Cos’è il dagherrotipo e il procededimento della dagherrotipia

Il dagherrotipo è un’immagine fotografica ottenuta tramite il processo della dagherrotipia, inventato nel 1837 da L.-J.-M. Daguerre.

Nel 1829, l’artista e chimico francese francese di nome Louis Jacques Mande Daguerre stringe una partnership con Joseph-Nicephore Niépce per sviluppare un metodo per catturare in modo permanente le immagini che erano visibili in una camera obscura. Niépce muore improvvisamente nel 1833, ma Daguerre continua a sperimentare, portando a termine un procedimento che porta il suo nome: il dagherrotipo.
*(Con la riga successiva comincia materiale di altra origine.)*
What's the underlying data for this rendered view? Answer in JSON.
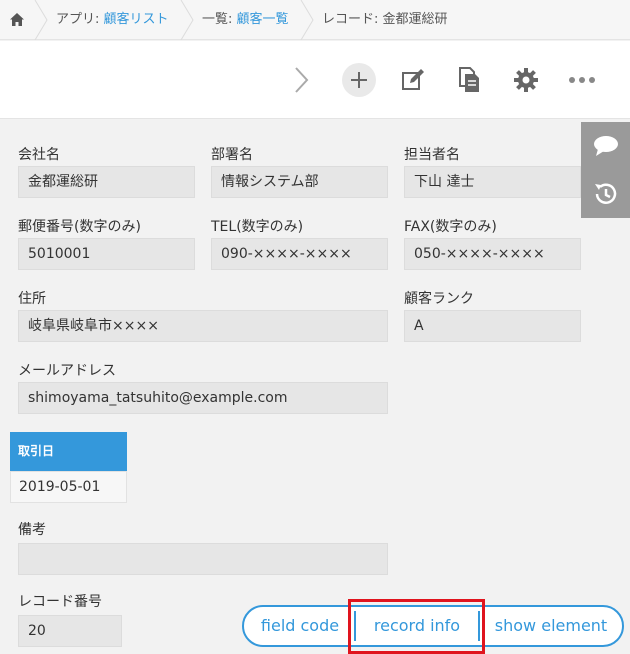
{
  "breadcrumb": {
    "app_prefix": "アプリ: ",
    "app_name": "顧客リスト",
    "list_prefix": "一覧: ",
    "list_name": "顧客一覧",
    "record": "レコード: 金都運総研"
  },
  "fields": {
    "company": {
      "label": "会社名",
      "value": "金都運総研"
    },
    "department": {
      "label": "部署名",
      "value": "情報システム部"
    },
    "contact": {
      "label": "担当者名",
      "value": "下山 達士"
    },
    "postal": {
      "label": "郵便番号(数字のみ)",
      "value": "5010001"
    },
    "tel": {
      "label": "TEL(数字のみ)",
      "value": "090-××××-××××"
    },
    "fax": {
      "label": "FAX(数字のみ)",
      "value": "050-××××-××××"
    },
    "address": {
      "label": "住所",
      "value": "岐阜県岐阜市××××"
    },
    "rank": {
      "label": "顧客ランク",
      "value": "A"
    },
    "email": {
      "label": "メールアドレス",
      "value": "shimoyama_tatsuhito@example.com"
    },
    "trade_date": {
      "label": "取引日",
      "value": "2019-05-01"
    },
    "notes": {
      "label": "備考",
      "value": ""
    },
    "record_number": {
      "label": "レコード番号",
      "value": "20"
    }
  },
  "helper_buttons": {
    "field_code": "field code",
    "record_info": "record info",
    "show_element": "show element"
  },
  "icons": {
    "home": "home-icon",
    "next": "chevron-right-icon",
    "add": "plus-icon",
    "edit": "edit-icon",
    "copy": "copy-icon",
    "settings": "gear-icon",
    "more": "more-icon",
    "comment": "comment-icon",
    "history": "history-icon"
  },
  "colors": {
    "accent": "#3498db",
    "highlight": "#e0141e"
  }
}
Dagherrotipo e nascita ufficiale della fotografia

Il 7 gennaio 1839, il fisico François Arago, nel corso di una lezione all’Académie des Sciences di Parigi, presenta il dagherrotipo, messo a punto dall’inventore francese Jacques Daguerre (1787-1851), che permetteva di riprodurre con un processo meccanico e chimico, le immagini che si formano nella camera oscura, segnando la nascita ufficiale della fotografia. Riconoscendo l’enorme potenziale di questa invenzione, il governo francese stringe un accordo con Daguerre, acquisendo i diritti sul processo in cambio di pensioni vitalizie sia per Daguerre, che per il figlio di Niépce. Il 19 agosto 1839, i dettagli del nuovo processo di dagherrotipo vengono presentati al pubblico come regalo al mondo dalla Francia.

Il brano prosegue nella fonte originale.